Bakterien wie S. aureus haben im Laufe der Evolution eine raffinierte Methode entwickelt, um auch in ungünstigen Umgebungen zu überleben: Sie bilden Biofilme. Dafür lagern sich die Bakterien an eine Oberfläche an und schließen sich darauf eng zu einer Art Matte zusammen. Gefördert wird dieses bakterielle “Gruppenkuscheln” durch chemische Signalstoffe, mit denen die Keime sich gegenseitig zum Bilden eines solchen Biofilms animieren. Daraufhin beginnen die Zellen, ein Polymer abzugeben, dass sie und den gesamten Biofilm mit einer leicht schleimigen, schützenden Matrix umhüllt. Das Problem dabei: “Haben sich solche Biofilme einmal entwickelt, sind sie nur schwer wieder zu entfernen”, erklären Kevin Kim von der Princeton University und seine Kollegen. Denn der Schleim macht die Mikroben enorm widerstandsfähig gegenüber Desinfektionsmitteln und anderen antimikrobiellen Behandlungen. Viele gängige Krankenhausinfektionen gehen daher auf solche Kontaminationen von Instrumenten oder Utensilien mit bakteriellen Biofilmen zurück. Wie sich dies vermeiden lässt, ist bisher aber nur in Ansätzen untersucht.
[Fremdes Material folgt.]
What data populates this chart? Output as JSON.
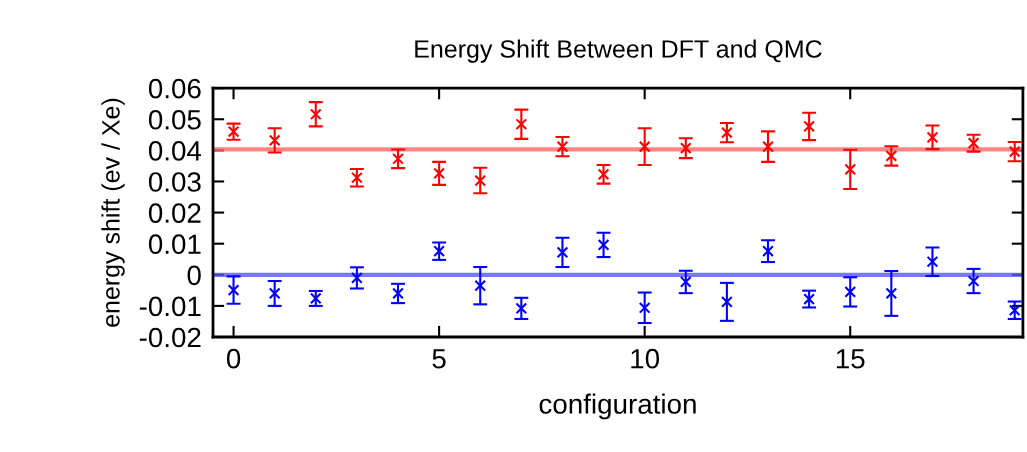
{
  "chart_data": {
    "type": "scatter",
    "title": "Energy Shift Between DFT and QMC",
    "xlabel": "configuration",
    "ylabel": "energy shift (ev / Xe)",
    "x": [
      0,
      1,
      2,
      3,
      4,
      5,
      6,
      7,
      8,
      9,
      10,
      11,
      12,
      13,
      14,
      15,
      16,
      17,
      18,
      19
    ],
    "series": [
      {
        "color": "#ff0000",
        "marker": "cross",
        "values": [
          0.046,
          0.0432,
          0.0516,
          0.0312,
          0.0373,
          0.0326,
          0.0303,
          0.0484,
          0.0412,
          0.0323,
          0.0412,
          0.0407,
          0.0457,
          0.0412,
          0.0477,
          0.0339,
          0.0382,
          0.0442,
          0.0423,
          0.0396
        ],
        "errors": [
          0.0026,
          0.0039,
          0.0039,
          0.0028,
          0.003,
          0.0037,
          0.0041,
          0.0047,
          0.0031,
          0.003,
          0.0059,
          0.0032,
          0.0031,
          0.0049,
          0.0044,
          0.0063,
          0.0031,
          0.0038,
          0.0027,
          0.0031
        ]
      },
      {
        "color": "#0000ff",
        "marker": "cross",
        "values": [
          -0.0049,
          -0.006,
          -0.0076,
          -0.001,
          -0.006,
          0.0076,
          -0.0035,
          -0.0108,
          0.0072,
          0.0096,
          -0.0106,
          -0.0023,
          -0.0087,
          0.0076,
          -0.0078,
          -0.0055,
          -0.006,
          0.0042,
          -0.002,
          -0.0114
        ],
        "errors": [
          0.0044,
          0.004,
          0.0024,
          0.0034,
          0.0031,
          0.0028,
          0.006,
          0.0034,
          0.0047,
          0.0039,
          0.0049,
          0.0036,
          0.0061,
          0.0035,
          0.0027,
          0.0047,
          0.0072,
          0.0046,
          0.0039,
          0.0028
        ]
      }
    ],
    "ref_lines": [
      {
        "axis": "y",
        "value": 0.0403,
        "color": "#ff6666"
      },
      {
        "axis": "y",
        "value": 0,
        "color": "#5555ff"
      }
    ],
    "xlim": [
      -0.5,
      19.2
    ],
    "xticks": [
      0,
      5,
      10,
      15
    ],
    "ylim": [
      -0.02,
      0.06
    ],
    "yticks": [
      -0.02,
      -0.01,
      0,
      0.01,
      0.02,
      0.03,
      0.04,
      0.05,
      0.06
    ],
    "grid": false,
    "legend": false
  }
}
In ihrer Studie untersuchten Kim und seine Kollegen gezielt, warum gerade der resistente Keim S. aureus so oft und erfolgreich Biofilme in Kathetern, Stents und Co bildet und welche chemischen und physikalischen Faktoren dies begünstigen. Dafür ließen sie vier verschiedene Stämme dieser Bakterien in verschiedenen gewundenen und verzweigten Minikanälen wachsen. Die einzelnen Zellen waren dabei mit einem fluoreszierenden Marker angefärbt, so dass hochauflösende Mikroskopaufnahmen ihre Verhalten und ihre Entwicklung aufzeichnen konnten. Im Rahmen der Tests veränderten die Forscher die Strömungsgeschwindigkeit der Flüssigkeit in den Kanälen und überzogen einige der Kanälchen mit Blutplasma. Denn frühere Studien hatten bereits gezeigt, dass dies die Anlagerung der Bakterien an glatte Oberflächen erleichtert.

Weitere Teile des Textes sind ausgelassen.